Und noch etwas Überraschendes brachte die Testfahrt rund um den Nürburgring zutage. Im R.S. arbeiten Stoßdämpfer mit hydraulischen Endanschlägen – eine Finesse, die bislang nur aus dem Rallyesport bekannt ist. Solche Dämpfer absorbieren Energie deutlich effizienter als konventionelle Systeme mit mechanischem Anschlag. Da es bei ihnen zu kaum einer Rückfederung kommt, ist der R.S. auch auf schlechteren Strecken einwandfrei kontrollierbar.
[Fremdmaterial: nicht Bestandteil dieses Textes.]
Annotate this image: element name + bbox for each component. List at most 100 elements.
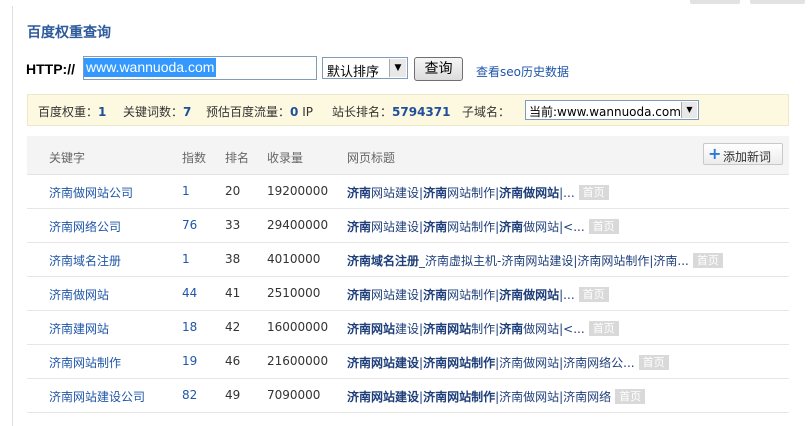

Zudem macht es Sinn, dass Renault seine Allradlenkung namens 4Control auch im neuen R.S. verbaut. Unterhalb von 60 km/h – im einstellbaren „Race"-Modus 100 km/h – lenken die Hinterräder leicht mit maximal 2,7 Grad in entgegengesetzter Richtung zu den Vorderrädern ein. Das wirkt wie eine Verkürzung des Radstandes – gut fürs Handling. Oberhalb dieser Fahrgeschwindigkeiten steuern die Hinterräder stattdessen in die gleiche Richtung wie die Vorderräder. Damit wirken alle Räder der Fliehkraft entgegen, die üblicherweise in Kurven die Hinterräder nach außen drückt. Das erhöht die Kurvenstabilität, was angesichts der Fahrleistungen dieses Boliden durchaus beruhigend ist.
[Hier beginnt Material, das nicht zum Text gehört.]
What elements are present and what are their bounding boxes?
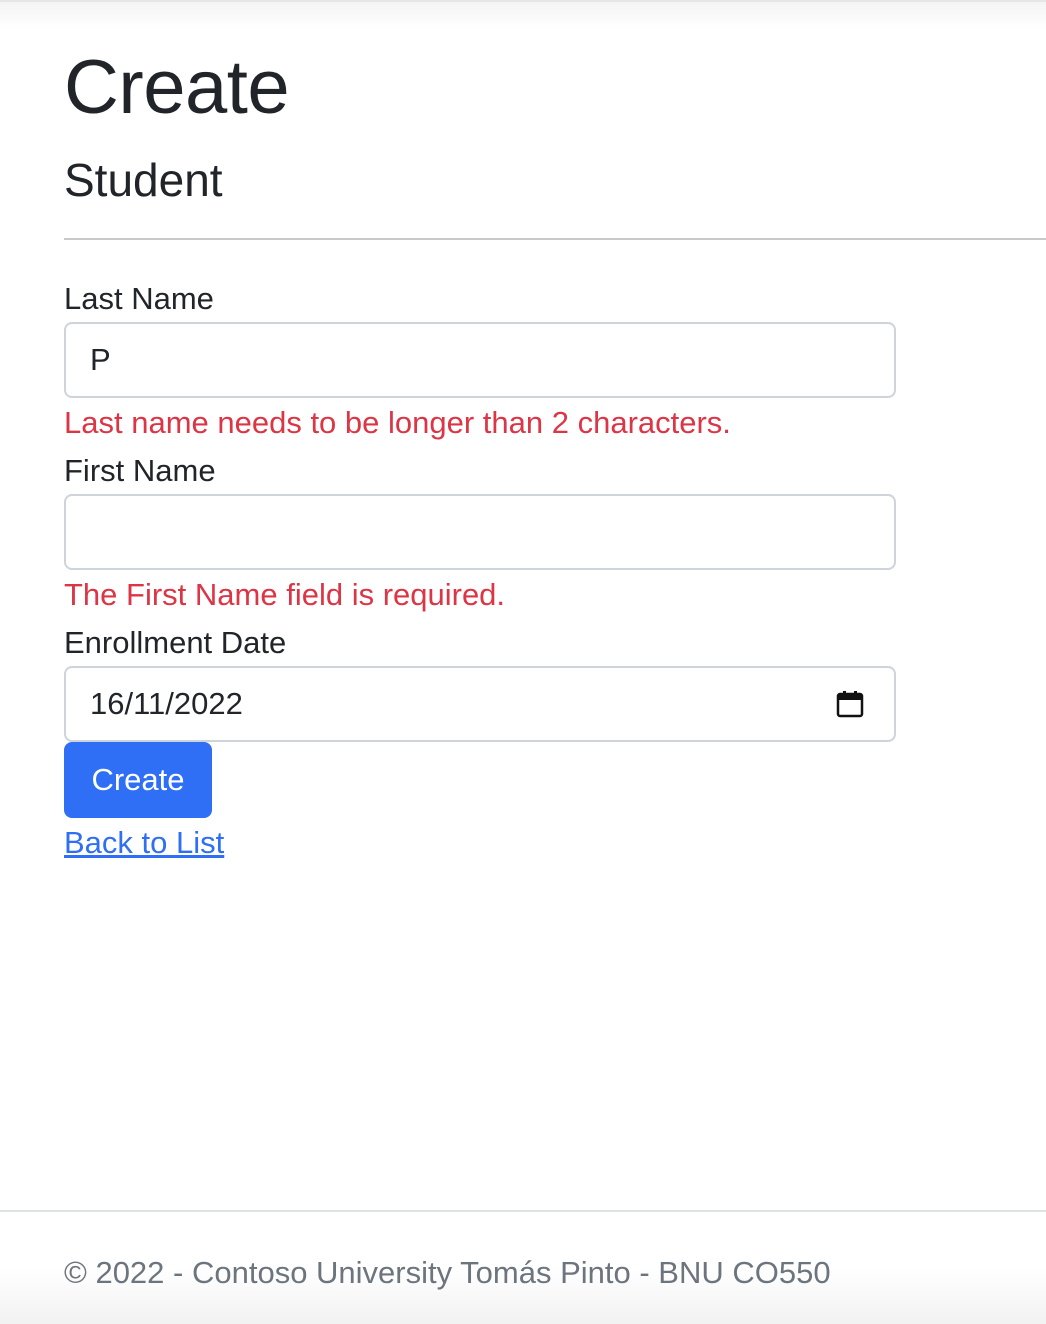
first-name-input[interactable] [64, 494, 896, 570]
last-name-label: Last Name [64, 281, 214, 316]
first-name-label: First Name [64, 453, 216, 488]
top-bar [0, 0, 1046, 30]
last-name-input[interactable]: P [64, 322, 896, 398]
enrollment-date-value: 16/11/2022 [90, 686, 243, 721]
enrollment-date-input[interactable]: 16/11/2022 [64, 666, 896, 742]
last-name-error: Last name needs to be longer than 2 char… [64, 405, 731, 440]
entity-title: Student [64, 154, 223, 206]
back-to-list-link[interactable]: Back to List [64, 824, 224, 862]
footer: © 2022 - Contoso University Tomás Pinto … [0, 1210, 1046, 1324]
enrollment-date-label: Enrollment Date [64, 625, 287, 660]
last-name-value: P [90, 342, 111, 377]
footer-text: © 2022 - Contoso University Tomás Pinto … [64, 1255, 831, 1290]
page-title: Create [64, 45, 290, 130]
divider [64, 238, 1046, 240]
first-name-error: The First Name field is required. [64, 577, 506, 612]
create-button[interactable]: Create [64, 742, 212, 818]
calendar-icon[interactable] [836, 690, 864, 718]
Knackiger Preis für viel Fahrspaß
Der Testwagen bringt es in nicht mal sechs Sekunden von Null auf Hundert, schafft locker 250 km/h Spitze und hat jede Menge Kraftreserven bei Drehmomenten von bis zu 390 Newtonmetern. Das sind renntaugliche Werte, und genau so fühlt sich das Ganze auch an. Die niedrig gezogenen Seitenfenster, die lang nach vorne laufende Frontscheibe, die schwarze Inneneinrichtung und die extrem hohen, wulstigen Seitenführungen der Sitze vermitteln einen Eindruck, als säße man im Inneren eines Integralhelms. Das Ein- und Aussteigen erfordert ein gewisses Maß an körperlicher Agilität, im Idealfall auch Normalgewicht. Eine Sicht auf die beiden Bug-Enden nach hinten ist de facto nicht vorhanden. Super, es lebe die pure Unvernunft.
Wo also ist der Argumentationskompromiss zu finden, um das Auto zu kaufen? Ein R.S. in Topausstattung ermuntert Renault schließlich dazu, dafür mehr als 40.000 Euro aufzurufen. Aber: Auch der R.S ist und bleibt ein Mégane und somit Sprössling einer der erfolgreichsten Baureihen weltweit. Das wird man nur mit alltagstauglichen Werten. Solche Vorzüge finden sich auch im Boliden wieder. 425 Kilo Zuladung etwa und ein Gepäckraumvolumen bis zu 1.247 Kilo – das ist urlaubstauglich. Hinzu kommen fünf Jahre Garantie, eine Haftpflichteinstufung der Klasse 17 und ein zumindest auf dem Papier akzeptabler Verbrauch von 6,9 Litern. Die Zubehörliste bietet alle Komfortintarsien der „normalen" Mégane-Reihe und ebenso sämtliche Assistenten für die Sicherheit. Das soll, so das Kalkül in Paris, durchaus den Sportsgeist fördern von Kunden, die bislang einen Bogen um solche Geräte machten.